The new takeaway, would have been in Yiewsley High Street, which already has more than half a dozen, but councillors did not approve the proposals.
Number 13 High Street was previously an estate agents, and the site owner had applied for a change of use to become a fast food outlet.
Councillors decided last Tuesday (8/3) that the application had provided no details of how it would control noise, or emissions, and also derided a lack of accurate drawings of the property.
John Davies, chair of the Yiewsley and West Drayton Town Centre Action Group, said: "It is about time they should have started saying no years ago. I don't know how all these places survive.
"The High Street will never go back to what it used to be, it created social and community cohesion as people used to shop locally. But what it now lacks is diversity. We have a lot of takeaway outlets and people regularly complain about it. I do believe there are high streets in the borough which are worse than ours.

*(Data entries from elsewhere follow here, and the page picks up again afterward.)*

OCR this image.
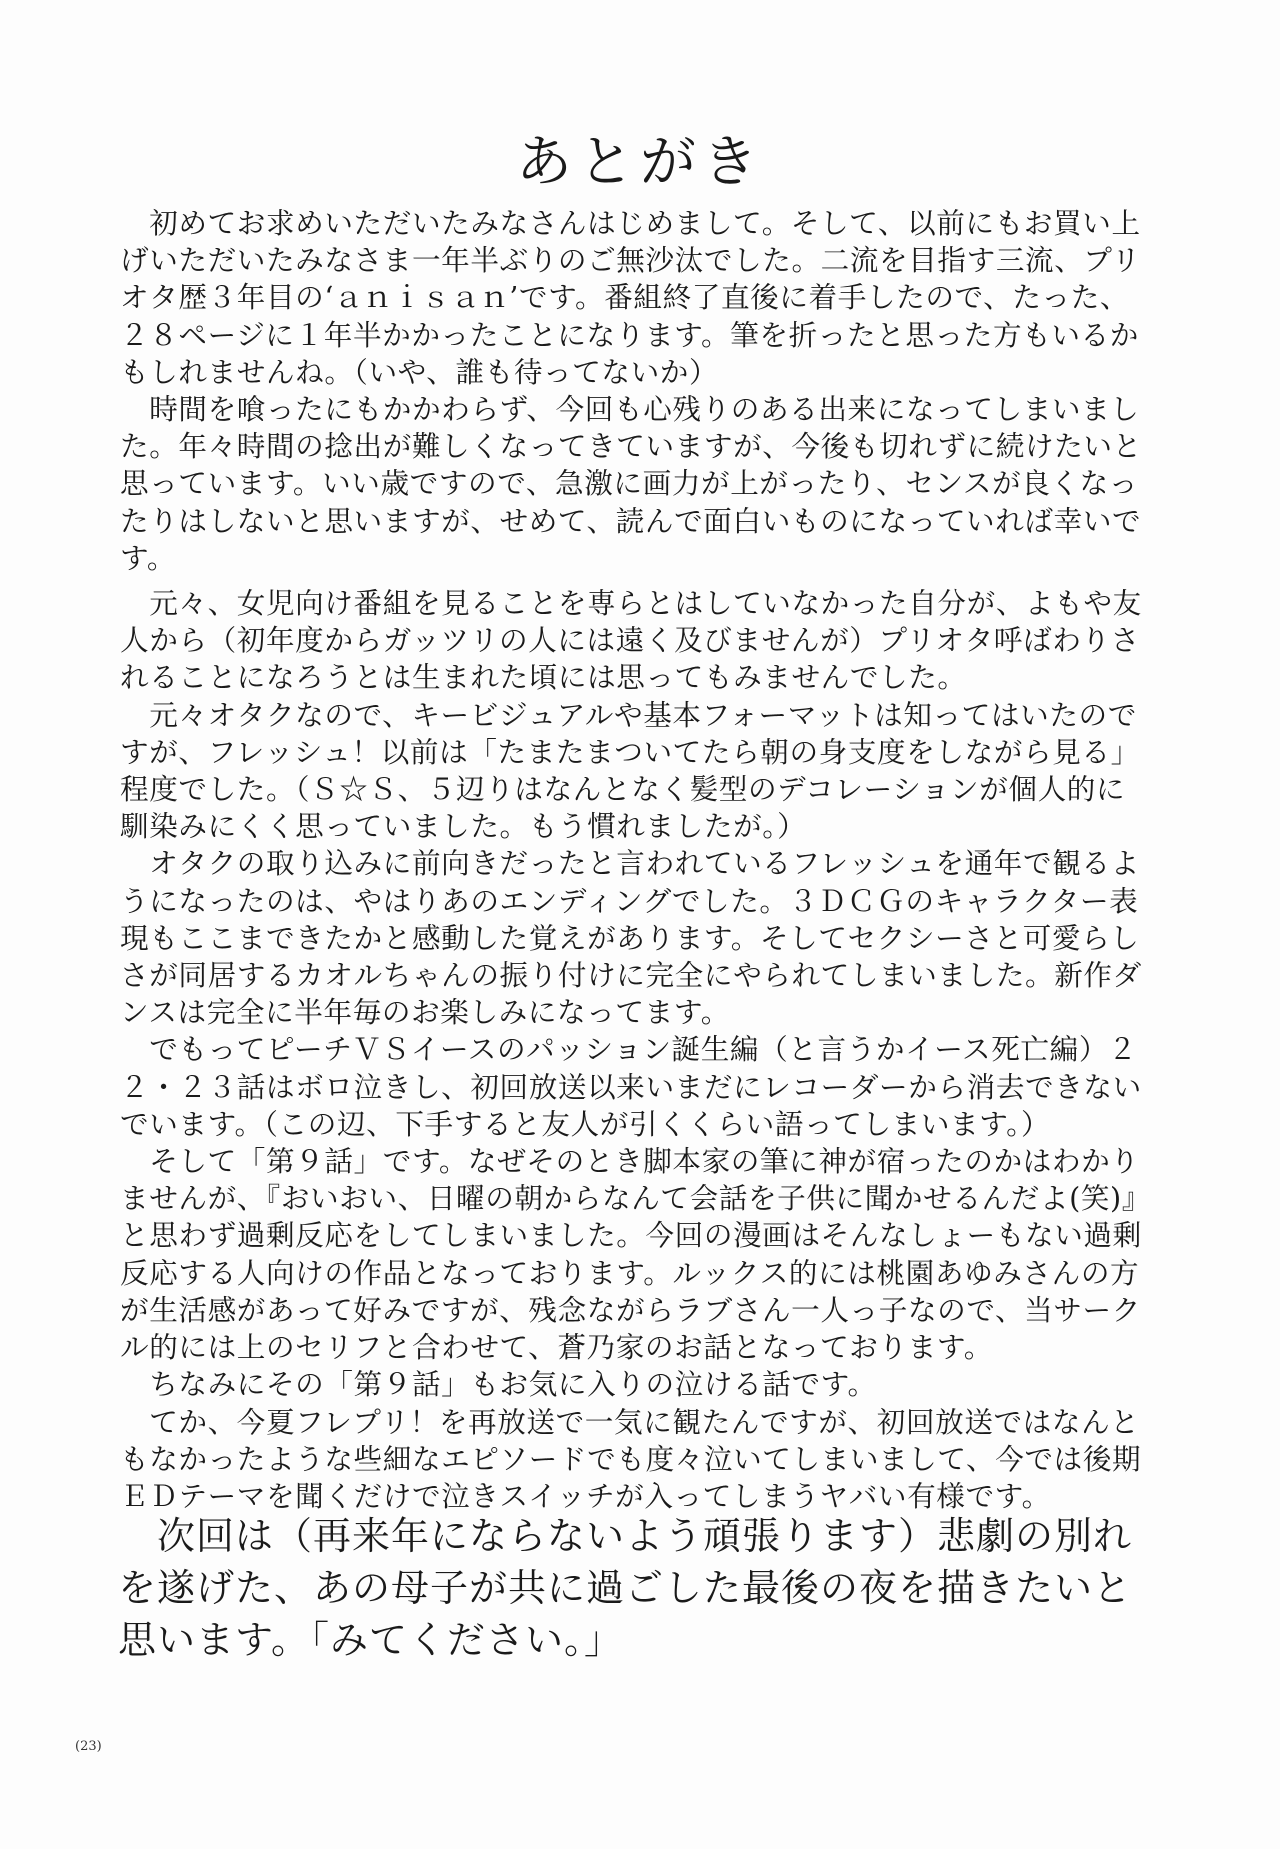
あとがき

　初めてお求めいただいたみなさんはじめまして。そして、以前にもお買い上

げいただいたみなさま一年半ぶりのご無沙汰でした。二流を目指す三流、プリ

オタ歴３年目の‘ａｎｉｓａｎ’です。番組終了直後に着手したので、たった、

２８ページに１年半かかったことになります。筆を折ったと思った方もいるか

もしれませんね。（いや、誰も待ってないか）

　時間を喰ったにもかかわらず、今回も心残りのある出来になってしまいまし

た。年々時間の捻出が難しくなってきていますが、今後も切れずに続けたいと

思っています。いい歳ですので、急激に画力が上がったり、センスが良くなっ

たりはしないと思いますが、せめて、読んで面白いものになっていれば幸いで

す。

　元々、女児向け番組を見ることを専らとはしていなかった自分が、よもや友

人から（初年度からガッツリの人には遠く及びませんが）プリオタ呼ばわりさ

れることになろうとは生まれた頃には思ってもみませんでした。

　元々オタクなので、キービジュアルや基本フォーマットは知ってはいたので

すが、フレッシュ！以前は「たまたまついてたら朝の身支度をしながら見る」

程度でした。（Ｓ☆Ｓ、５辺りはなんとなく髪型のデコレーションが個人的に

馴染みにくく思っていました。もう慣れましたが。）

　オタクの取り込みに前向きだったと言われているフレッシュを通年で観るよ

うになったのは、やはりあのエンディングでした。３ＤＣＧのキャラクター表

現もここまできたかと感動した覚えがあります。そしてセクシーさと可愛らし

さが同居するカオルちゃんの振り付けに完全にやられてしまいました。新作ダ

ンスは完全に半年毎のお楽しみになってます。

　でもってピーチＶＳイースのパッション誕生編（と言うかイース死亡編）２

２・２３話はボロ泣きし、初回放送以来いまだにレコーダーから消去できない

でいます。（この辺、下手すると友人が引くくらい語ってしまいます。）

　そして「第９話」です。なぜそのとき脚本家の筆に神が宿ったのかはわかり

ませんが、『おいおい、日曜の朝からなんて会話を子供に聞かせるんだよ(笑)』

と思わず過剰反応をしてしまいました。今回の漫画はそんなしょーもない過剰

反応する人向けの作品となっております。ルックス的には桃園あゆみさんの方

が生活感があって好みですが、残念ながらラブさん一人っ子なので、当サーク

ル的には上のセリフと合わせて、蒼乃家のお話となっております。

　ちなみにその「第９話」もお気に入りの泣ける話です。

　てか、今夏フレプリ！を再放送で一気に観たんですが、初回放送ではなんと

もなかったような些細なエピソードでも度々泣いてしまいまして、今では後期

ＥＤテーマを聞くだけで泣きスイッチが入ってしまうヤバい有様です。

　次回は（再来年にならないよう頑張ります）悲劇の別れ

を遂げた、あの母子が共に過ごした最後の夜を描きたいと

思います。「みてください。」

(23)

Rents are a problem, I don't understand why landlords would rather have an empty shop than reduce their rates."
Yiewsley's current takeaways include Pizza Hut, KFC, Kebaburger, Hollywood Pizza Fried Chicken, and Pizza GoGo.
Ironically many of these are situated directly opposite the headquarters of NHS Hillingdon, whose remit includes reducing the levels of obesity in the borough, the fourth highest in London.
Recently the Gazette reported on complaints from residents in Uxbridge, about another takeaway outlet gaining approval in Park Road, a short walk from the town centre.
Government advisors have discussed introducing a 'fat tax' for businesses after the idea was adopted in Oldham, Greater Manchester, but Hillingdon Council have previously stated they have no plans to introduce a similar policy.
The council did however, ban ice cream vans from town centres and outside schools because they said they wished to promote healthy eating, in a move which attracted widespread criticism.